Exaggerated Claims that could be made on behalf of VETE

Claim 1:
The simulation demonstrates targetless evolution because there is no fixed outcome, but a large multiplicity of them

Refutation 1:
Although the genome itself can have multiple outcomes in the simulation, nonetheless when the Vignere decoding is run on it, the outcome after decoding is always the same. In order to make the simulation work, you have to tell it the answer at the outset. The answer is, of course 42, as Douglas Adams readers will appreciate.

Claim 2:
The target is not fixed, but moving, illustrating that the organism adapts to its environment. For a given encryption key, the "target" of the encoded text will be fixed, because once decoded, it will have to match the string "THE ANSWER IS FORTY TWO". However, as the encryption key is also subject to mutation, the target set of letters of the encoded text portion also changes. Hence the target is moving. Hence we argue that changes (mutations) to the encryption key represent changes to the environment, and that the text segment must adapt to it, which it does.

Refutation 2:
This claim is only true if you consider it from the point of view of the encoded text. In terms of the whole genome, there is still a fixed target, the string input at the start. This means that for every given unique target string, there will be a corresponding unique target subset of the possible configurations of the genome. It is easy to see why this subset is unique for each target string, because if you change a single letter of the target string, then any configuration that matched every letter on the original string will get that letter wrong on the new string.

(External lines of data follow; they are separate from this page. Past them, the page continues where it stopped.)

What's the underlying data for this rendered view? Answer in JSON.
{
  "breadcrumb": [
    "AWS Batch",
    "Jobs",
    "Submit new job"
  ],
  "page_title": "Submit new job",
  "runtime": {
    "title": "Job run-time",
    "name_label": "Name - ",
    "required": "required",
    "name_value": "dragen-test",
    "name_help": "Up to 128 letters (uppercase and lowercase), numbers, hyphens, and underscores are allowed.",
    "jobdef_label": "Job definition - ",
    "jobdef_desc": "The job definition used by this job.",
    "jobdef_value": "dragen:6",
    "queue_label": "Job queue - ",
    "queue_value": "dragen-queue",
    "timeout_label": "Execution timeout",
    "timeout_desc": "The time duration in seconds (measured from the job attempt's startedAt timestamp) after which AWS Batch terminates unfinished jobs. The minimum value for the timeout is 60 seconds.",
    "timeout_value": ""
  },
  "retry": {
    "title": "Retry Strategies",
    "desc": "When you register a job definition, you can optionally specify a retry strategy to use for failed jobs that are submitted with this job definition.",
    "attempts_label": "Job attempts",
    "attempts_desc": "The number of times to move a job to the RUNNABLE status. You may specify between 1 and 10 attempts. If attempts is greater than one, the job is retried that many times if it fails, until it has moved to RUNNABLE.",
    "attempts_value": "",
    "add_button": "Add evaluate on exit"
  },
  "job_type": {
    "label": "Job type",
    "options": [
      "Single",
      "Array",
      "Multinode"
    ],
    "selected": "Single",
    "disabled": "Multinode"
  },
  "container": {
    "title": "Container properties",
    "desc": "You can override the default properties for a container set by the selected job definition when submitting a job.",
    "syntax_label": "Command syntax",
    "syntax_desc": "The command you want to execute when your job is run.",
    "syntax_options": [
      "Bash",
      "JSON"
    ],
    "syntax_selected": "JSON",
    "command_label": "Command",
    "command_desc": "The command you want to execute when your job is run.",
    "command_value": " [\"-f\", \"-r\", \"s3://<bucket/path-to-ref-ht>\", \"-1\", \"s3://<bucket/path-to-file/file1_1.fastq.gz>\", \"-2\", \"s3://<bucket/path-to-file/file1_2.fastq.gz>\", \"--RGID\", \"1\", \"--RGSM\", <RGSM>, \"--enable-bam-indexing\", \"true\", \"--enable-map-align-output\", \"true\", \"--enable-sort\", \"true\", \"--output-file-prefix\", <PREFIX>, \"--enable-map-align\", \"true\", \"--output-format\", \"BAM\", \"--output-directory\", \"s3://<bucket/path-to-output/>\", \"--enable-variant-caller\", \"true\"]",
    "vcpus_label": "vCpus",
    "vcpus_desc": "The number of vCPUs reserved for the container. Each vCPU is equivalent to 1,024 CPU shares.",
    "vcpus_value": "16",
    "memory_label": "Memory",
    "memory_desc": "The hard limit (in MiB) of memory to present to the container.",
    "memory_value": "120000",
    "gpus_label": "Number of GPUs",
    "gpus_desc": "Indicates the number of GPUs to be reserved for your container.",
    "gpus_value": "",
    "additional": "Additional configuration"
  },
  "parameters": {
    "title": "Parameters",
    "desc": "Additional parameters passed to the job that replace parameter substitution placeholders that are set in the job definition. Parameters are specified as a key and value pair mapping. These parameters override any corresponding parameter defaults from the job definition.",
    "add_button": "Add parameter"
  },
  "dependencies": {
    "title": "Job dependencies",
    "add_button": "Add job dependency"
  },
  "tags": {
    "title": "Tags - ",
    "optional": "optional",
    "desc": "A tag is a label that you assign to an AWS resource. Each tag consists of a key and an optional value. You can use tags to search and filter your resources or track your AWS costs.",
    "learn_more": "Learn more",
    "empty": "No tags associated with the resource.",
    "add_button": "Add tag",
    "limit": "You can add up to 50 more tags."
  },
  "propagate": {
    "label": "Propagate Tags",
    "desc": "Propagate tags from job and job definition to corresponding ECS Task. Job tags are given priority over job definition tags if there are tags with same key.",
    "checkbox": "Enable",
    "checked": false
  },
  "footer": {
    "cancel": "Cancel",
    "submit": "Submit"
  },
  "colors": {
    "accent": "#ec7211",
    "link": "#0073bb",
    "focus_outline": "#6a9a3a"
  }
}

Hence the subset of solutions of the first problem will not intersect with the subset of solutions of the second problem.

Claim 3:
The simulation illustrates the evolution of an irreducibly complex object because there are two components (the encryption key and the encoded text) that have to (co)-evolve simultaneously. In the absence of either part of the genome, you have a non-functioning creature.

Refutation 3:
The simulation has sidestepped the issue of irreducible complexity by defining at the start that every possible organism, no matter how bad the match with the target string, is capable of survival, and that survivability is graded according to how many letters match the string. Because of this, there is always a smooth path to improved fitness. To make any improvement in fitness, all that needs to happen is a single point mutation in the encoded text portion that changes the incorrect letter to the correct one. At no time does there need to be a multiple set of changes in order to get improvement. By contrast, an irreducibly complex system requires several components to be in place simultaneously in order for the object to have any function at all. Think of it this way. In one run of the demonstration, the string NLC T POVRDBSSFRIYKUMWC emerges as the decoded version of the text segment. The genome that produced it has a fitness value of 5, because the string has 5 of its characters matching THE ANSWER IS FORTY TWO. By contrast the string NQDSK POVFDYSKXRIYKUMAC was decoded at the end of the first generation and the corresponding genome only has a fitness value of 1. A series of single point mutations have led from NQDSK POVFDYSKXRIYKUMAC to NLC T POVRDBSSFRIYKUMWC, but from the human point of view (after all this is supposed to be a monkey evolving text), there is no discernible improvement. If the requirement was that the text always had to be meaningful, then we would have an irreducibly complex system; the two strings above would have the same (zero) fitness value, because it is impossible to tell what they mean. Furthermore, in moving from one meaningful text to another, one would have to make multiple changes (e.g. to go to THE QUESTION IS SIX TIMES NINE, there would either have to be multiple simultaneous changes, or a single point mutation trajectory that passed through a lot of meaningless sentences).